To distinguish local variables, our approach differs slightly between the languages. For SOM and Newspeak, the parser provides us with an object representing the definition, which allows us to reject variables with the same name in other functions as candidates. For SimpleLanguage, we include the current function as part of the element id for variables, which models the lexical scope accurately (see lst. 2). An example can be seen in fig. 6.

Figure 6. The goto definition action shows all candidates for the inc function, directly showing one of the three here.

The execution-based approach has initially only the structural information on functions and variable declarations identified by the DeclarationTag. But at run time, it can observe concrete functions/methods being used at call sites and obtain globals and information about properties from the debugging and interop APIs. With this, it can either eliminate candidates with the same name, or rank the ones observed at execution time higher.

Thus, the execution-based approach can use this extra information to improve precision, but requires execution to obtain the globals and properties.

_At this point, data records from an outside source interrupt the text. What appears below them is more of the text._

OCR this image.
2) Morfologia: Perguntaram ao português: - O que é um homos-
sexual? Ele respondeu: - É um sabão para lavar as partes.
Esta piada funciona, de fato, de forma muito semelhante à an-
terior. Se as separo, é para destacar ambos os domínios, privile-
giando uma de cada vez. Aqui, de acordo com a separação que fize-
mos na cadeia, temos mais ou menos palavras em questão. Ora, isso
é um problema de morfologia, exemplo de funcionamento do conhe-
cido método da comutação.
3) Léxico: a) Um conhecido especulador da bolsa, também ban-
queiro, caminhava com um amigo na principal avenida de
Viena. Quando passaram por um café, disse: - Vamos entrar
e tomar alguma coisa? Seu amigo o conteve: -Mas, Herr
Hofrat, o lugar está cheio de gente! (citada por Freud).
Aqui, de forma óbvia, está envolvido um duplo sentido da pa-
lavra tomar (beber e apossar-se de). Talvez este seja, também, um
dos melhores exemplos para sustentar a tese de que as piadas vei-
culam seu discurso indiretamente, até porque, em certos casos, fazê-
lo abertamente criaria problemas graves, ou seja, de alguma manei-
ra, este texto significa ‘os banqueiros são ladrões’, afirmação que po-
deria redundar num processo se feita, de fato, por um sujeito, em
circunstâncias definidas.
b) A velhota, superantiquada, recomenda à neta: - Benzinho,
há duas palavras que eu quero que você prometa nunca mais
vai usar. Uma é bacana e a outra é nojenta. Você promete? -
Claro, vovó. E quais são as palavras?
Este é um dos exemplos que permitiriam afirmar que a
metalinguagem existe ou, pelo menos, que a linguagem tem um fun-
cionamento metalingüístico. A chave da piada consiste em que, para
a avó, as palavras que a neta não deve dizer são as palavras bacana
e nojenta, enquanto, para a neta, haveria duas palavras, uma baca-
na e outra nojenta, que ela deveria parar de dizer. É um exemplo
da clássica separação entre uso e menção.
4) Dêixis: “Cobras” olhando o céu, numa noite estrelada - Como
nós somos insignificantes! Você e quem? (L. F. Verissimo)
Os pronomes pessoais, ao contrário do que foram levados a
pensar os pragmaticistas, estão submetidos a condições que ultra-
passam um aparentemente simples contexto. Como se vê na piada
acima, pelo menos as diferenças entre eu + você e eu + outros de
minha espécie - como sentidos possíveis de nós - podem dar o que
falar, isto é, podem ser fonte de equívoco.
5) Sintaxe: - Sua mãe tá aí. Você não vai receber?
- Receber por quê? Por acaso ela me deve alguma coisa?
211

References and Highlights. IDEs may highlight all occurrences of a selected symbol, e.g., a variable or function, and offer a search for all references to a symbol.

With the parse-based approach, we detect all candidates and can distinguish the reading and writing accesses, as supported by the protocol. Eliminating candidates, for instance based on a language’s scoping rules is done based on the equality semantics of ElementId.

With the execution approach, using the ReadVariableTag and WriteVariableTag, local variable identity can be determined without execution. For functions, all candidates can be determined by name. Based on run-time information, these can be ranked and possibly even eliminated. References to globals, e.g., classes, require run-time information.

Informational Features

Syntax Errors. For reporting syntax errors, or any other errors reporting during parsing, both approaches have similar benefits. Since errors are determined already during parsing, execution is not generally required.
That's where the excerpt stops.